Saí de perto daquele quarto opressivo e fui até a geladeira – um modelo antigo ressonava na cozinha de Fabrício, como se dormisse esperando a volta do dono. Abri e antes que pudesse encher um copo d'água, notei que alguma coisa volumosa estava socada no congelador. Abri com uma certa dificuldade e... era um pacote de trapos, envolvendo grosseiramente uma pilha de livros e cadernos. “Os livros de Fabrício estão me perseguindo,” a paranoia reagiu mais uma vez. Tentei suprimir essa sensação tomando rápido aquele copo d'água que havia vindo buscar – e quase cuspi fora, porque estava um tanto quanto impregnada de um gosto acre bem afim ao cheiro de água sanitária do qual havia vindo me livrar.
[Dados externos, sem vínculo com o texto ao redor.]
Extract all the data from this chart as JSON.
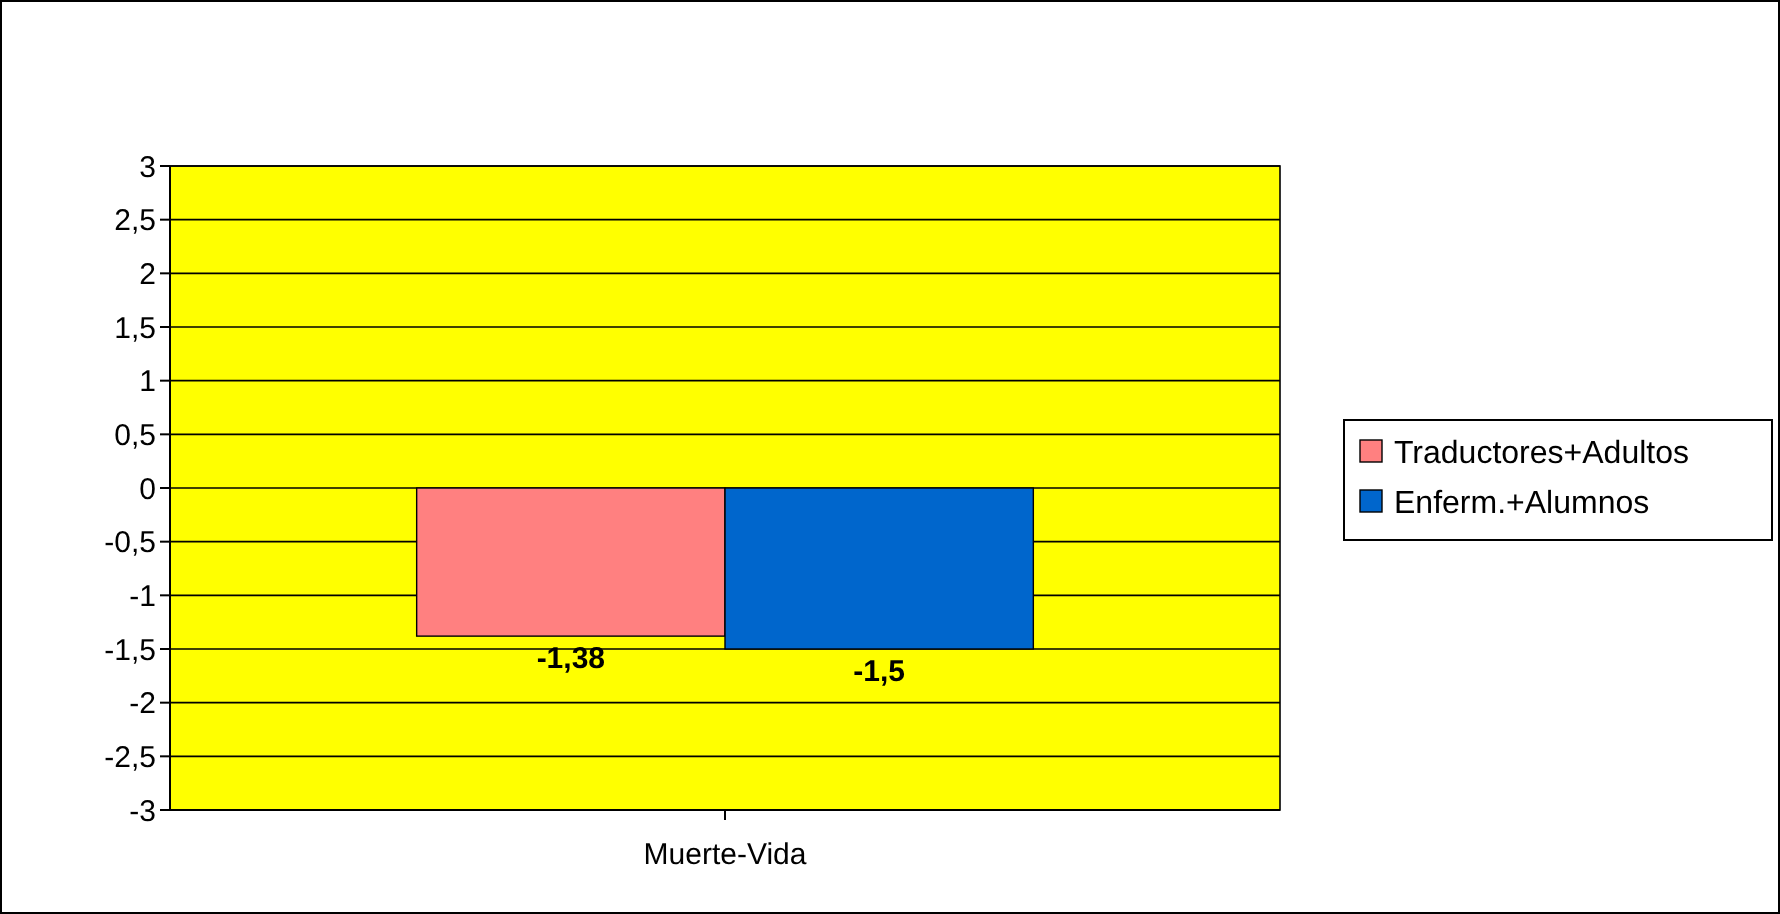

Voltou então aquele impulso de resolução, de querer pôr as coisas em pratos limpos, que havia me levado até ao apartamento alheio. Tirei os livros do congelador.


Mas não iria ficar ali naquele apartamento – se os livros fossem alguma pista do que estava acontecendo, já que no mínimo iriam revelar algo sobre a loucura de Fabrício, teria tempo e lugar para analisá-los na minha própria casa. Então, vacilando entre a pressa e o cuidado, fechei a porta arrombada do banheiro e voltei para meu apartamento.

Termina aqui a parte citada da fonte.